On l’a vu, impossible de parler des nouvelles responsabilités de François-Xavier Mahon sans évoquer l’ancien directeur. Ce poids a d’ailleurs sûrement penché dans la balance de cette succession, qui ne s’est pas vraiment faite au pied levé. « Rentrer dans la compétition a été une décision difficile à prendre. Je n’étais pas vraiment prêt psychologiquement, je me suis fait un peu violence. J’ai été invité pendant une semaine au Japon pour présenter mes résultats de recherche. C’est là-bas que j’ai pris cette décision. J’avais des choses à terminer mais même si cela arrivait probablement beaucoup trop tôt dans ma carrière, l’occasion ne se représenterait pas. On n’en parlait pas avec Josy Reiffers, surtout les derniers mois. On parlait plutôt de bateaux ». La mer, l’une de ses grandes passions. Un processus d’évasion du quotidien aussi, sans doute. Aujourd’hui, ce dernier a un peu changé. « Je me suis encore un peu plus impliqué dans la prise en charge du patient, l’aspect sanitaire. Ca me donne moins de temps pour la recherche; ça fait partie de ma frustration, je n’avais pas tout à fait fini ce que j’avais entrepris. Mais il faut essayer de se projeter en avant. La prise en charge ne va pas évoluer uniquement grâce à la recherche mais aussi grâce à l’évolution de la population ». 

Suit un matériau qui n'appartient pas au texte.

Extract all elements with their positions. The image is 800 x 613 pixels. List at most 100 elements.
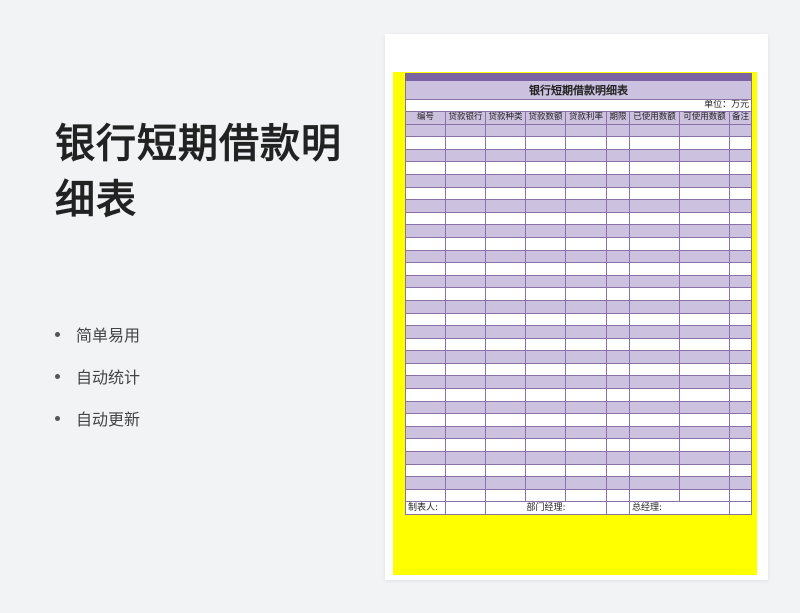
table-cell [485,299,526,314]
table-cell [679,350,730,364]
table-cell [565,438,607,453]
table-cell [565,186,607,201]
table-cell [405,249,446,264]
table-cell [606,463,630,478]
table-cell [485,186,526,201]
table-cell [606,375,630,390]
table-cell [629,173,680,188]
table-cell [728,350,753,364]
table-cell [606,274,630,289]
table-cell [728,136,753,150]
table-row [405,287,753,301]
table-cell [405,350,446,364]
table-cell [629,211,680,226]
table-cell [445,123,486,138]
table-cell [565,451,607,465]
table-cell [445,249,486,264]
table-cell [565,123,607,138]
table-cell [445,476,486,490]
table-cell [606,299,630,314]
table-cell [728,312,753,327]
table-cell [525,400,566,415]
table-cell [728,400,753,415]
table-cell [606,211,630,226]
feature-item: 简单易用 [55,313,140,355]
table-cell [728,148,753,163]
table-cell [679,211,730,226]
table-cell [485,274,526,289]
table-cell [565,173,607,188]
table-cell [679,337,730,352]
table-row [405,211,753,226]
table-cell [405,463,446,478]
table-cell [728,476,753,490]
table-cell [679,312,730,327]
table-cell [565,463,607,478]
table-cell [629,350,680,364]
table-cell [445,438,486,453]
table-cell [629,375,680,390]
table-cell [679,476,730,490]
table-cell [485,161,526,175]
column-header: 贷款种类 [485,111,526,125]
table-cell [728,325,753,339]
table-cell [565,287,607,301]
footer-row: 制表人: 部门经理: 总经理: [405,501,753,515]
table-cell [679,123,730,138]
table-cell [525,262,566,276]
table-cell [679,136,730,150]
table-cell [405,262,446,276]
table-row [405,476,753,490]
table-cell [405,186,446,201]
table-cell [565,211,607,226]
table-cell [679,463,730,478]
page-title: 银行短期借款明细表 [55,121,342,223]
table-cell [606,350,630,364]
table-cell [525,224,566,238]
table-cell [679,224,730,238]
table-cell [485,224,526,238]
table-cell [525,451,566,465]
table-cell [629,148,680,163]
table-cell [606,325,630,339]
table-cell [606,123,630,138]
table-cell [565,136,607,150]
table-cell [445,161,486,175]
unit-row: 单位：万元 [404,99,753,112]
table-cell [606,337,630,352]
table-cell [679,274,730,289]
table-cell [445,236,486,251]
table-cell [629,262,680,276]
table-row [405,350,753,364]
table-cell [565,161,607,175]
table-cell [525,362,566,377]
dept-manager-label: 部门经理: [485,501,607,515]
table-cell [629,476,680,490]
table-cell [728,186,753,201]
table-cell [728,173,753,188]
table-cell [405,123,446,138]
table-cell [445,211,486,226]
table-row [405,186,753,201]
table-cell [728,451,753,465]
table-cell [445,451,486,465]
table-cell [485,350,526,364]
table-cell [606,161,630,175]
table-cell [606,249,630,264]
table-cell [485,249,526,264]
table-cell [485,362,526,377]
table-cell [525,186,566,201]
table-cell [679,161,730,175]
table-row [405,375,753,390]
table-cell [525,249,566,264]
table-cell [565,312,607,327]
loan-table: 银行短期借款明细表 单位：万元 编号 贷款银行 贷款种类 贷款数额 贷款利率 期… [404,73,753,515]
table-cell [728,425,753,440]
table-cell [728,287,753,301]
table-cell [485,123,526,138]
table-cell [405,488,446,503]
table-cell [445,287,486,301]
table-cell [485,287,526,301]
bullet-icon [55,415,60,421]
table-cell [445,400,486,415]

Quand on lui parle de son rêve, il reste assez pragmatique : « améliorer la thérapeutique des cancers les plus résistants. Ce serait une quête de graal qui a du sens. Faire du cancer une maladie chronique ». A l’heure de conclure, il regarde sa montre orange. C’est là qu’on remarque plusieurs détails qui nous avaient échappé. Les photos de voiliers sur les étagères de la bibliothèque. Celle de la famille sur le bureau. Les diplômes encadrés sur le mur. On repense à ce cocktail de coïncidences qui ont fait de lui ce qu’il est aujourd’hui. Un prédecesseur et formateur avec lequel il partage beaucoup de points communs et dont un nouveau bâtiment de chirurgie portera le nom dans les prochains mois. Un fils capitaine au long cours, qui a sûrement chopé le virus de papa. Camus en auteur préféré, duquel il a sans doute tiré les combats. Beaucoup d’explications pour une seule conclusion : l’héritage du passé nous rattrape toujours, à nous de choisir de le combattre ou de l’embrasser. François-Xavier Mahon, lui, semble avoir déjà choisi.